L’engorgement, ennemi nichon numéro 1.

Comment parler allaitement sans évoquer le désagrément (=le truc bien relou capable de ruiner un début de lactation) de base : j’ai nommé l’engorgement.

Nausées de grossesse, souffrance des contractions, désespoir de l episio, il reste encore des épreuves si l’on choisit de donner le sein, et pas des moindres. 

Pas de blabla théorique inutile, je vais vous parler de mon engorgement, celui que j’ai fait cet été, alors que tout doux avait … 14 mois. Voilà, sachez donc que ce connard peut survenir de derrière les fagots à tout moment, même en cas de lactation bien installée, même avec seulement 3 ou 4 tétées par jour.

Je me réveille à 4heure du mat. Problème que j’identifie tout de suite : JE me réveille. Comment ça JE ? Toute seule ? Non, un truc me gêne … Putaiiiiiin comment je douiiiiiille ….. c’est quoi cet OBUS ??? (Certes j’ai une poitrine de déesse désormais, mais ce truc ressemble à un pamplemousse cramoisi). Ok ma grande tu fais un bel engorgement des famille, reste à mettre en pratique tous les conseils prodigués aux jeunes mamans avec qui tu as discuté.

Un peu emmerdée, je vais dans la salle de bain pour essayer de tirer le lait à la main (bien evidemment je n’avais pas mon fidèle destrier le tire lait).
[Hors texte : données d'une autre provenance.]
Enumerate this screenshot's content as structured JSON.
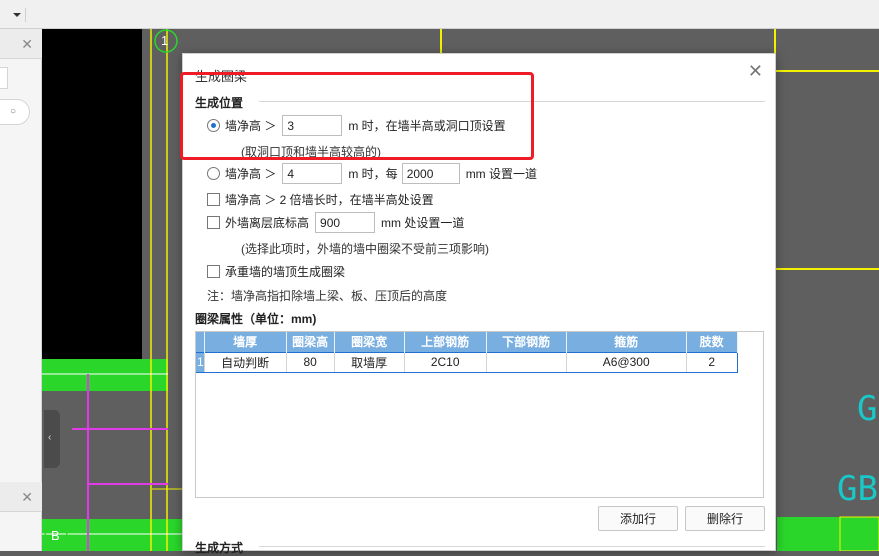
{
  "toolbar": {
    "dropdown_icon": "chevron-down-icon"
  },
  "left_panel": {
    "close_label": "✕",
    "search_icon": "search-icon"
  },
  "canvas": {
    "axis_1": "1",
    "axis_b": "B",
    "collapse_label": "‹",
    "partial_text_g": "G",
    "partial_text_gb": "GB",
    "colors": {
      "background": "#5f5f5f",
      "yellow": "#f2f200",
      "green": "#2bd62b",
      "magenta": "#e13ae8",
      "cyan": "#19c8c8"
    }
  },
  "dialog": {
    "title": "生成圈梁",
    "close": "✕",
    "section_position": "生成位置",
    "opt1": {
      "prefix": "墙净高 ＞",
      "value": "3",
      "suffix": "m 时，在墙半高或洞口顶设置",
      "note": "(取洞口顶和墙半高较高的)"
    },
    "opt2": {
      "prefix": "墙净高 ＞",
      "value": "4",
      "mid": "m 时，每",
      "value2": "2000",
      "suffix": "mm 设置一道"
    },
    "chk1": {
      "label": "墙净高 ＞ 2 倍墙长时，在墙半高处设置"
    },
    "chk2": {
      "prefix": "外墙离层底标高",
      "value": "900",
      "suffix": "mm 处设置一道",
      "note": "(选择此项时，外墙的墙中圈梁不受前三项影响)"
    },
    "chk3": {
      "label": "承重墙的墙顶生成圈梁"
    },
    "remark": "注：墙净高指扣除墙上梁、板、压顶后的高度",
    "section_props": "圈梁属性（单位：mm)",
    "table": {
      "headers": [
        "墙厚",
        "圈梁高",
        "圈梁宽",
        "上部钢筋",
        "下部钢筋",
        "箍筋",
        "肢数"
      ],
      "rows": [
        [
          "1",
          "自动判断",
          "80",
          "取墙厚",
          "2C10",
          "",
          "A6@300",
          "2"
        ]
      ]
    },
    "add_row": "添加行",
    "delete_row": "删除行",
    "section_method": "生成方式",
    "accent": "#79aee0",
    "highlight_color": "#ee1c24"
  }
}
J’essaye mais rien ne sort, j’ai vraiment tres mal, je sens que j’ai de la fièvre, mon sein est méconnaissable. Après quelques minutes la tête me tourne => ça sent le malaise en approche. Je retourne vers la chambre, rapidement car je me sens vraiment partir … j’appelle mon mari « cheriiii je me sens pas bien… » et je m’effondre sur le carrelage.

Je frissonne, je dois maintenant être à 40… mon mec me traîne vers la cuisine, je lui demande de faire bouillir de l’eau pour essayer de plonger le sein dans l’eau chaude. Mais je n’arrive pas à bien me positionner, j’ai vraiment peur de tomber dans les pommes, je panique … 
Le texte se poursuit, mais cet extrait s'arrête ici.